BANGALORE: Amrut is an unlikely name for an alcohol brand, but then an Indian whisky being considered one of the finest in the world is equally unheard of. Amrut single malt whiskies, distilled in Bangalore but virtually unknown to whisky drinkers in the country till it found a mention in Jim Murray’s Whisky Bible 2010, is finally making its debut in India.
The whisky, perhaps the only Indian whisky served in the world’s whisky capital Scotland, will soon enter the US as well, thanks to the global recognition and success in the Europe where it is expected to sell 6,000-7,000 cases this year.
When Neelakanta Rao R Jagdale, CEO of Amrut Distilleries, a regular supplier of cheap liquor to military canteens, came up with the idea of shipping single malt in Europe, people might have thought he’s out of his mind.
After all, India’s distilleries are notorious for turning out inferior ‘whisky’ blends made from all manner of grains as well as molasses as whisky expert David Kiley says. Also, the climate in India hardly lends itself to gentle aging, he says.
But Amrut was different. Right in the 1980s, when the company founded in 1948 decided to distil whisky, it started procuring barley from farmers in Punjab and Rajasthan, apart from molasses. This helped it understanding the nature of barleys and, after 20 years of trial and error, the first single malt was shipped out in 2004.
“Teams from Amrut visited Scottish distilleries, engaged with Tatlock and Thomson, a Scottish consultancy specialising in spirits, and there was plenty of hard work,” says Jagdale. Amrut Single Malt debuted in The Pot Still, a popular bar in Glasgow and then slowly into other European markets like England and the Netherlands, riding on word-of-mouth publicity. The level of acceptance it got in the European markets surprised Jagdale
Then last year, Amrut created Fusion Single Malt, combining barley grown in Punjab with imported Scottish peated barley. It is this international
fusion that became Murray’s favourite and the renowned taster rated it as the third finest whisky in his Whisky Bible 2010. The brand’s uniqueness and adherence to quality is not lost on experts. “The Fusion creates a complexity of fruit and smoke that I have never tasted in a Scotch whisky,” says Kiley. It is this sudden spurt in fame plus the slowly rising demand for single malt in the country that has inspired Amrut to offer its whiskies in the country finally.

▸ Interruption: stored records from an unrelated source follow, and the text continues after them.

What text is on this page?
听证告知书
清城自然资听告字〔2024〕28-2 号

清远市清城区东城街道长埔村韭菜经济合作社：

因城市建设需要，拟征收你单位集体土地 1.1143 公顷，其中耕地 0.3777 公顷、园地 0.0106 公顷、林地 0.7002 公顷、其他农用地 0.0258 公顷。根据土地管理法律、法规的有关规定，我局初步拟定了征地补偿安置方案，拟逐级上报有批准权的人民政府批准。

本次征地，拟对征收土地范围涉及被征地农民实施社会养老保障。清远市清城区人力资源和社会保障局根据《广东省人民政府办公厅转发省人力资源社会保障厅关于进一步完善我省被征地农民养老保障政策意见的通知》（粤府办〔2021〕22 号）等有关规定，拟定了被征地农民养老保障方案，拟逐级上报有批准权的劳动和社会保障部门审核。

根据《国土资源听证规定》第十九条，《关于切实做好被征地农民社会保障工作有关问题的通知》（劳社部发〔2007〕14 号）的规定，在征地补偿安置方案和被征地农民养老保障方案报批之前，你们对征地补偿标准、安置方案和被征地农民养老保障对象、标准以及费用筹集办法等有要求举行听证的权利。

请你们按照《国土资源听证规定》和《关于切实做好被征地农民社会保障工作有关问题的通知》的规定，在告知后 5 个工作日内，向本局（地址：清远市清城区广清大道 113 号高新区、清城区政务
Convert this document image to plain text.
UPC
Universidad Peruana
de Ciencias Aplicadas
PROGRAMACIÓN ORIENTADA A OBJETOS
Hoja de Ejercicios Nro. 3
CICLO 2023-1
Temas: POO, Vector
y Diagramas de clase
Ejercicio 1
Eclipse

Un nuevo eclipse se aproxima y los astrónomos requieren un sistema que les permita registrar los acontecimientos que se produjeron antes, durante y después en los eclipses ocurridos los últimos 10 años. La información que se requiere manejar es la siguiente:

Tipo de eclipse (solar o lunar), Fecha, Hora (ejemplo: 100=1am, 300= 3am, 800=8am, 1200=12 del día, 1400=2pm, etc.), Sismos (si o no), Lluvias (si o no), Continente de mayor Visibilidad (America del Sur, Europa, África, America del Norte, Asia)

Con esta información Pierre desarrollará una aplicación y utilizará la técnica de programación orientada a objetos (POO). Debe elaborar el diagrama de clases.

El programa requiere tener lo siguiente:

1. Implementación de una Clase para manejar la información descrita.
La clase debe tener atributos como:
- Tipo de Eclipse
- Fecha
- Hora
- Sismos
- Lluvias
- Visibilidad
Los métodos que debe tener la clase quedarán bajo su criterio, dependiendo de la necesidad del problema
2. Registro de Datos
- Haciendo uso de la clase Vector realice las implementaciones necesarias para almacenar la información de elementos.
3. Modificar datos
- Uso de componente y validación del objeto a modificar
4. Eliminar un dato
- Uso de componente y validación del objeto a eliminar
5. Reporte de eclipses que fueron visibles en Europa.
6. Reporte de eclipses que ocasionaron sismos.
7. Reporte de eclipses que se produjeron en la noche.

Amrut Fusion Single Malt and Amrut Single Malt are now available in select liquor shops in Bangalore for Rs 2,000 and Rs 1,500, respectively. The brands will soon make their debut in some Mumbai shops as well as five-star hotels in select cities.
In the US, the initial foray will be in New York, New Jersey, Illinois and Connecticut and Massachusetts with a shipment of 900 cases. By the end of the year, Amrut expects to have 3,000 cases circulating in the US as it gets into Florida, Texas and California.
But increasing production while retaining its high standards can be tricky. “Their standard is so high. They now have to somehow try and increase the production as global and local demand increases, yet maintain their high standards. That is a tough order for any distillery,” says Jim Murray. “However, with Fusion they have shown that they have a firm grasp of what their malt is capable of.”
Jagdale knows it’s a big challenge but believes his 62-year-old company is up to it. The Rs 150-crore makers of Maqintosh premium whisky and Old Port XXX rum has already made an Indian whisky brand popular abroad even though the Scotch Whisky Association (the Edinburgh-based trade association) has never recognised Indian whiskies because they are made of molasses. It can definitely scale new highs.